If $\sin(x)+\cos(x)=y$, for what value(s) of $y$ can $\sin(x)\cos(x)=1$?

Question

If $\sin(x)+\cos(x)=y$, for what value(s) of $y$ can $\sin(x)\cos(x)=1$?

Squaring Both sides

$$(1+2\cos x\sin x)=y^2$$

I am stuck here. Can you square both sides, as $\sin(x)\cos(x)$ cannot be equal to $1$ in the real domain?

Answer 1

Note that $\sin x \cos x = 1$ iff $\sin^2 x + 2 \sin x \cos x + \cos^2 x = (\sin x + \cos x)^2 = 3$.

Note that $\sin x + \cos x = \sqrt{2} \sin (x+ {\pi \over 4})$ hence you are looking for solutions to $\sin^2 (x+ {\pi \over 4}) = {3 \over 2}$.

One can find solutions to $\sin^2 y = {3 \over 2}$ by expanding $\sin$ in terms of exponentials to get $(e^{iy}-e^{-iy})^2 = -6$, or $(e^{i2y})^2 + 4 (e^{i2y}) +1 = 0$.

Solving this gives $y = {1 \over 2} (\pi -i \log (2 \pm \sqrt{3}))+m\pi$ ($m$ an arbitrary integer), and hence $x = ({1 \over 4}+m) \pi - i {1 \over 2} \log (2 \pm \sqrt{3})$ ($m$ just flips the sign, the $\pm$ has no effect on the result).
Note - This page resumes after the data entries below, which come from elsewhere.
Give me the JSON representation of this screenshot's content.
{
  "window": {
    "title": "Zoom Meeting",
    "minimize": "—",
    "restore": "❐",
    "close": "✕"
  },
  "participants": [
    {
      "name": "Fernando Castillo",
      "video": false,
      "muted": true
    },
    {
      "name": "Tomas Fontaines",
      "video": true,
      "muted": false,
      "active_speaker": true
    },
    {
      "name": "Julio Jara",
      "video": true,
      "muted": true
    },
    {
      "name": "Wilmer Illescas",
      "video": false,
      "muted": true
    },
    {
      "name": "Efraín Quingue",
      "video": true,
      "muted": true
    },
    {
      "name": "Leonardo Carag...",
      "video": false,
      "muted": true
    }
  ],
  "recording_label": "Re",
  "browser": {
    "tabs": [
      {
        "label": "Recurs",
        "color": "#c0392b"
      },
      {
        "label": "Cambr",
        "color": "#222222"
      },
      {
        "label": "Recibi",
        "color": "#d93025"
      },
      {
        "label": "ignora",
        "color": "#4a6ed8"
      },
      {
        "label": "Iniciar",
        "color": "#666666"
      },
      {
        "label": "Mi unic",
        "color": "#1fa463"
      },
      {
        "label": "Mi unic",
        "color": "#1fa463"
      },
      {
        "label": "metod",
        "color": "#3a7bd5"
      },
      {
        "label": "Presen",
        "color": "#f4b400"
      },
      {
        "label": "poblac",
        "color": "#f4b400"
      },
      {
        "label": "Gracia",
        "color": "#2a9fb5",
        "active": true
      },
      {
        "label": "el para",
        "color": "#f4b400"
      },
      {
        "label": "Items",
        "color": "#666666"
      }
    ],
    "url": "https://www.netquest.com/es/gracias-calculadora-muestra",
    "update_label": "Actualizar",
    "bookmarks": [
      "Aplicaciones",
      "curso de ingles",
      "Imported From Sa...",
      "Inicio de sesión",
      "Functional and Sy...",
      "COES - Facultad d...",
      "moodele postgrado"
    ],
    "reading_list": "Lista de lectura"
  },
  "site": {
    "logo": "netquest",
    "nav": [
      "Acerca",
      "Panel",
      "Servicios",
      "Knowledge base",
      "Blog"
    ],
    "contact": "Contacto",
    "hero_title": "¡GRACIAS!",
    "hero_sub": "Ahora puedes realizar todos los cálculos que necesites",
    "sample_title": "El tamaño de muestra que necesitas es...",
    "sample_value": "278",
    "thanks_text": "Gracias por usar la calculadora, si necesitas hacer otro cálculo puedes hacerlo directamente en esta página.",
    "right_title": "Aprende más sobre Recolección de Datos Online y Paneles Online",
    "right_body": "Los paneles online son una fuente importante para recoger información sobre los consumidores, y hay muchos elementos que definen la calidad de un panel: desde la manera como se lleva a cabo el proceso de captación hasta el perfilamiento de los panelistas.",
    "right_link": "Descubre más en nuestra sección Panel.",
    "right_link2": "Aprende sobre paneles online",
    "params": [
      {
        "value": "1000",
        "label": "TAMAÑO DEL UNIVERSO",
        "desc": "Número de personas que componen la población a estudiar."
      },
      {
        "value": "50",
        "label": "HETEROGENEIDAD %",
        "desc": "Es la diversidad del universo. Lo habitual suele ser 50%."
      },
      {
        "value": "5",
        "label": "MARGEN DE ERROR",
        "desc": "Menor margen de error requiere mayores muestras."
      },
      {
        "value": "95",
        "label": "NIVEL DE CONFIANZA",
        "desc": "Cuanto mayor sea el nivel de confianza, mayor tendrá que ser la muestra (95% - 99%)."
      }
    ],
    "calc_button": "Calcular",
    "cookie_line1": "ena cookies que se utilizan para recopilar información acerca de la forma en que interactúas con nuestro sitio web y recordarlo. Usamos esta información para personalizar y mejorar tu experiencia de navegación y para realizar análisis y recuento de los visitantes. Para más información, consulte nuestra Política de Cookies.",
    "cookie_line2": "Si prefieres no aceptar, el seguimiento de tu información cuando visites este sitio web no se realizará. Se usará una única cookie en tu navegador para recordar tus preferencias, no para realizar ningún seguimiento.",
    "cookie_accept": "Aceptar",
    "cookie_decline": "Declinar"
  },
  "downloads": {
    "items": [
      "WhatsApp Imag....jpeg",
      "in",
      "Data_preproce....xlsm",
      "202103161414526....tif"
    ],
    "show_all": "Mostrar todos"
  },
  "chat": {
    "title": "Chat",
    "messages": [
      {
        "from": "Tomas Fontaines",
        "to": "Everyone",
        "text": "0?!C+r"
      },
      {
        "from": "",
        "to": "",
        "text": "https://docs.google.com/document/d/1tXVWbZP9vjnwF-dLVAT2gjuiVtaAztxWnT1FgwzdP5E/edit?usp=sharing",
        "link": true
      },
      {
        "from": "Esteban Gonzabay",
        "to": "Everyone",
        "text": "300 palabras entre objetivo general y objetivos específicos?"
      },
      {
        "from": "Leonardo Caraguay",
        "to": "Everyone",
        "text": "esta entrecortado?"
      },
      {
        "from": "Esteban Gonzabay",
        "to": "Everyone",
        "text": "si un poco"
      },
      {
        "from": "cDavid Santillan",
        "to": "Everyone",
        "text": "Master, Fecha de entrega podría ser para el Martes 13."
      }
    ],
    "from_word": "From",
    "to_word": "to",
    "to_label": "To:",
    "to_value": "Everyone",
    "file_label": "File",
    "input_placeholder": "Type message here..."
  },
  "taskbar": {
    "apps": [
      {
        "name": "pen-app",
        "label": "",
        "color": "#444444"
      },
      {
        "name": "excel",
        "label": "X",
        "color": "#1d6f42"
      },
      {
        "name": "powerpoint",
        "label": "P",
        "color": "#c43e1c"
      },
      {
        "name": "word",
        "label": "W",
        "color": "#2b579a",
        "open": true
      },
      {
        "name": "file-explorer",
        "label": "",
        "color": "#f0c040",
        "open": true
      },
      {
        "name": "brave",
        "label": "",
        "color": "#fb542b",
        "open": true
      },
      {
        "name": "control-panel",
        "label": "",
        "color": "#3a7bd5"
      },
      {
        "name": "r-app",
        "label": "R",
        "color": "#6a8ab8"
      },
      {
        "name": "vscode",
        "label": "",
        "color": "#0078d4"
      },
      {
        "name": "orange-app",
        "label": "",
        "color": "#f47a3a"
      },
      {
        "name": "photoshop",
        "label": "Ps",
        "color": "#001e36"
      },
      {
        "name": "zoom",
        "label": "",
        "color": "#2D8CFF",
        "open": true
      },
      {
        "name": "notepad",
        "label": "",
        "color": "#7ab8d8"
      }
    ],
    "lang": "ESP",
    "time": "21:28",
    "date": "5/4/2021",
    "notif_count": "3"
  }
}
In particular, the answer to the question is that if $\sin x \cos x =1$ then $\sin x + \cos x = \pm \sqrt{3}$.

Answer 2

$$(1+2\cos x\sin x)^2=y^2\implies \cos x\sin x=\frac{\pm y-1}2$$

And thus you need to solve

$$\frac{\pm y-1}2=1\implies \pm y=3...\text{what can you conclude?}$$

Of course, much easy, as you say at the end of your question, to observe that

$$1=\cos x\sin x=\frac{\sin 2x}2$$

and this has no solution at all in $\;\Bbb R\;$ .